AFAIK there are 7 studies dealing with this question.







Unfortunately the definitions of allergy history in these papers are vague – does history mean both parents only? Grandparents and sibs? Verified? Also the largest study so far (GABRIEL) never published data on the history of allergy in farming families.
So we can not run run a formal meta-analysis here, while the message is already clear: All except one minor study show that the farming effect is found in parents as well.
Again – was there already “protection” during the childhood of the parents or is it just a delayed healthy worker effect?
I am going to answer this question by looking into effect propagation in the Ehrenstein paper as this is the largest study so far. It basically works by running a 2×2 table in the parental generation (a bit questionable as we have 2 parents) and another 2×2 table in the child generation. Effect should propagate as indicated by movement of observed versus expected cases between cells.
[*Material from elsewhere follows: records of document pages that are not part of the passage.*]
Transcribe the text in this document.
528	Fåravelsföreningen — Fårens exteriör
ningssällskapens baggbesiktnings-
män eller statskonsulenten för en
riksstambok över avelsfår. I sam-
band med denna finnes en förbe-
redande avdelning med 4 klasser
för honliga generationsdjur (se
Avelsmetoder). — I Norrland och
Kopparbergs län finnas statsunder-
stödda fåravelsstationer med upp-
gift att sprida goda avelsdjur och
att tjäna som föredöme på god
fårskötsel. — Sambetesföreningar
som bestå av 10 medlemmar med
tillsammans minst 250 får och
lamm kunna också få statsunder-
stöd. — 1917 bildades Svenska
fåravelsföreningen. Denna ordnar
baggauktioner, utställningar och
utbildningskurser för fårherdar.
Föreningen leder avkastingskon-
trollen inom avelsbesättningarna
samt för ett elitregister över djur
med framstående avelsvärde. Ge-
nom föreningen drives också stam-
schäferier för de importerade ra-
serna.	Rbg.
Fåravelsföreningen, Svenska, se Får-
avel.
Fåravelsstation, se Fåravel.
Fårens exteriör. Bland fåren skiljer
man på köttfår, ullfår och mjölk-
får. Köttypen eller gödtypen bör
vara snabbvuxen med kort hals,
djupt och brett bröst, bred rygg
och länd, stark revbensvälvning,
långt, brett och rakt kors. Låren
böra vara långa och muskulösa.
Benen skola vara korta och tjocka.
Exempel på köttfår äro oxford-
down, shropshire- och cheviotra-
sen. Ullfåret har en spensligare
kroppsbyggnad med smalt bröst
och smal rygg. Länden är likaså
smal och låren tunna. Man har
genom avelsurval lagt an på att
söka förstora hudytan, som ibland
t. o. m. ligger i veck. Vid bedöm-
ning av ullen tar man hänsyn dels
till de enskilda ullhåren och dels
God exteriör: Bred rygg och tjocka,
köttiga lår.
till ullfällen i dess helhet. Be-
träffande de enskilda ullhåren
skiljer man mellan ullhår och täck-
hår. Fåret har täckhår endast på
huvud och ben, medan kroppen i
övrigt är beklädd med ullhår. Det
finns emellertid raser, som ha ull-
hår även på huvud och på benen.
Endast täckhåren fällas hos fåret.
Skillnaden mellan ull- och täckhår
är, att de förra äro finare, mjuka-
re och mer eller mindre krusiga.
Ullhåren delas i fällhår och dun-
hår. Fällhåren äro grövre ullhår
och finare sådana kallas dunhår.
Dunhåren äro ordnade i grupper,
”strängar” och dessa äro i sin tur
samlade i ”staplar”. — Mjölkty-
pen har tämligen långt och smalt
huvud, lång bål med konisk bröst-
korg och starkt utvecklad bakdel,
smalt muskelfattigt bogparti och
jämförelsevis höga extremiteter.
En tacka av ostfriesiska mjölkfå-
If there is a true effect there should be a horizontal movement, basically just less hayfever in the faming group. If there is a pseudo effect only there should be a vertical movement, eg less hayfever by leaving the farm.
And here is my back on the envelope estimate – correct me if I am wrong. The odds ratio decreases between generation – so the effect size decreases – from about 0.64 to 0.35. But there is no horizontal shift at all indicating a true farm effect in Bavaria / Germany.
Don’t know of any formal test here – as there is no homogeneity of odds ratios across strata, this is making any C-M-H test to be obsolete.